It may be another year before a standard for the new higher speed 56 Kilobit-per-second (Kbps) modems is agreed, but Compaq Computer Corp and modem manufacturer Hayes Microcomputer Products have shown they are determined to have their say: they have announced plans to ship products based on the K56flex protocol by the end of the first quarter this year. K56flex is the software protocol which is being developed by the Microelectronics group of Lucent Technologies Inc and Rockwell Semiconductor Systems, part of Rockwell International Corp. Rockwell and Lucent announced in November last year an agreement to make their technologies compatible. Lucent says the new technology will connect personal computers to the Internet over regular analog phone lines at almost twice the speed of today’s typical modems, the fastest of which clock in at around 33.6 Kbps. But the problem with trying to speed up modems is that you can’t receive data at 56 kbps if your Internet Service Provider is sending it to you at 28.8 Kbps – hence the need for a standard which the Internet service providers would be confident to adopt.
Almost full duplex
Until now it wasn’t just the service providers which could have held up 56 Kbps modems, as the manufacturers have struggled to achieve high baud rates if the communication is two-way – known as full duplex – with the current available network infrastructure.
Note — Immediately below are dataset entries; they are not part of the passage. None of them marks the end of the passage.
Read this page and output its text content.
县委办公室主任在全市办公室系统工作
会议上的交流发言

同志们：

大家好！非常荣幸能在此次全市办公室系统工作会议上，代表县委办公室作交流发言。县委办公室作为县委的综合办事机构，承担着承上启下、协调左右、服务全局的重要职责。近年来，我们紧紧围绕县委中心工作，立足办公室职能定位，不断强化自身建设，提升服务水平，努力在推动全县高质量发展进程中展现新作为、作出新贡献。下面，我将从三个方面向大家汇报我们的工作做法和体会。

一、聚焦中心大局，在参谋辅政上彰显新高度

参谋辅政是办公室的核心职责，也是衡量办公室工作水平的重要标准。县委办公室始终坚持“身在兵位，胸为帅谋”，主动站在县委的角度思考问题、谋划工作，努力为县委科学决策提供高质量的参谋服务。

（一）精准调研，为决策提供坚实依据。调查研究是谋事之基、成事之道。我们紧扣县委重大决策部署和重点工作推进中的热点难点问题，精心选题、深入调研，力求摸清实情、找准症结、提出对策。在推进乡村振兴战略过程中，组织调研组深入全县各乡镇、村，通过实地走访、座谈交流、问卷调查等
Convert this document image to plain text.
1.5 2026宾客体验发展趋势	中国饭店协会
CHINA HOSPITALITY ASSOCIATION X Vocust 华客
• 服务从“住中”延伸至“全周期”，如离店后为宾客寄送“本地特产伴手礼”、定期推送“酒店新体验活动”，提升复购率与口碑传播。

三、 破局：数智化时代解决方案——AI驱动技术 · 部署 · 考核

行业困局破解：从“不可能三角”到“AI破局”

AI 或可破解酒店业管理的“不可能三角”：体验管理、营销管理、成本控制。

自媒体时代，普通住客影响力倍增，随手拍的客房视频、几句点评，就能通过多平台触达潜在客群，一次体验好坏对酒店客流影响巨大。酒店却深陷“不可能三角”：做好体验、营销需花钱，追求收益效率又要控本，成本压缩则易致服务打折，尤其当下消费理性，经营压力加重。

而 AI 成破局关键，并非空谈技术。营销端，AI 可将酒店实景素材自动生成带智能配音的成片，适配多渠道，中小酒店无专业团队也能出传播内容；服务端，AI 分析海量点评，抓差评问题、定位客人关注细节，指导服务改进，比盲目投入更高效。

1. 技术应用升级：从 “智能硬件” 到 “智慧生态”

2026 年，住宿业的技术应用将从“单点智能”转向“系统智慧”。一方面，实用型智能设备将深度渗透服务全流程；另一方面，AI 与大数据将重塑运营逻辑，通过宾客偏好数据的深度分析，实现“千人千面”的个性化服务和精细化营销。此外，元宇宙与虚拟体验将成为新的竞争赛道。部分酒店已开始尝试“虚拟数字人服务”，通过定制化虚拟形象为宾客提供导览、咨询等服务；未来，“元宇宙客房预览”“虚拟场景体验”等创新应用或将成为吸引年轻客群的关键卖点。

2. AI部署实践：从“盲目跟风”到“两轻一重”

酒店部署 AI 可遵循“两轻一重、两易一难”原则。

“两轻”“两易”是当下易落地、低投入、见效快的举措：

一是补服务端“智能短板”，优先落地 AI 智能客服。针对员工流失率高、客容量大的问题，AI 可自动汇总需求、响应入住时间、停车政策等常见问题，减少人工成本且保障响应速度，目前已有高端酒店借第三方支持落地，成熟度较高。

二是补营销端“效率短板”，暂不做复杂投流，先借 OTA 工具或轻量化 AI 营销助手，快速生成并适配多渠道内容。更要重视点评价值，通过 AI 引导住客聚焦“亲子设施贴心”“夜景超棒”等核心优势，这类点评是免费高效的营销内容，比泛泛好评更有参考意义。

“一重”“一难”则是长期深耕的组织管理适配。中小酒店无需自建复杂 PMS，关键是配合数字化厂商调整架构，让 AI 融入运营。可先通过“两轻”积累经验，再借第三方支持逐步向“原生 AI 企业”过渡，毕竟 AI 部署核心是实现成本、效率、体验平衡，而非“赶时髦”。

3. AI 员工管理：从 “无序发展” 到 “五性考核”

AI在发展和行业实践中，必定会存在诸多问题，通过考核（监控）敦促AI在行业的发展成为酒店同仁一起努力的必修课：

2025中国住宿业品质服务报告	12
In other words the modems would be fine if communication is one-way – which the Internet predominantly is – but wouldn’t speed things up much for a two-way use like video- conferencing. While Lucent and Rockwell are not actually describing the new protocol as offering full duplex, they do claim that it offers high speeds bi-directionally. The other modem company hoping to affect a 56 Kbps modem standard is the Semiconductor arm of US Robotics. Perhaps feeling a little left out in the cold since the Lucent-Rockwell cozy-up, the company claims its modems achieve higher speed through software, so upgrades to conform with any official standard could be carried out quickly and easily. The principle behind all three technologies is the same – traditional modulation techniques, designed for long distances over poor-quality lines, are not absolutely necessary for Internet access, where for most users the only analogue portion of the call is from the user to a local phone company switch. The analog-to-digital conversion only needs to be performed once; and this, combined with the introduction of new encoding techniques, means that 56Kbps should now be possible. But if the drive to affect the standard seems complicated, that’s because it is: US Robotics has signed up Lancaster, Pennsylvania-based Cardinal Technologies Inc and Cirrus Logic Inc, as well as more than 30 Internet service providers, including America Online Inc, IBM Corp’s Global Network arm and MCI Communications Corp. Ascend Communications Inc and Shiva Corp have announced plans to use Rockwell’s technology, and Microcom Inc is collaborating with Rockwell to develop a high-speed protocol. Late last year, Lucent struck a deal with 3Com Corp under which 3Com will offer users of its AccessBuilder 8000 remote access concentrator line a software upgrade enabling it to communicate with modems using the Lucent V.Flex2 technology – potentially bringing it millions of users (CI No 3,054). Personal computer modem pioneer Hayes had said that it was holding back any 56 Kbps products until an official standard is released, but this latest announcement shows that the company couldn’t resist putting its oar into the modem standards water.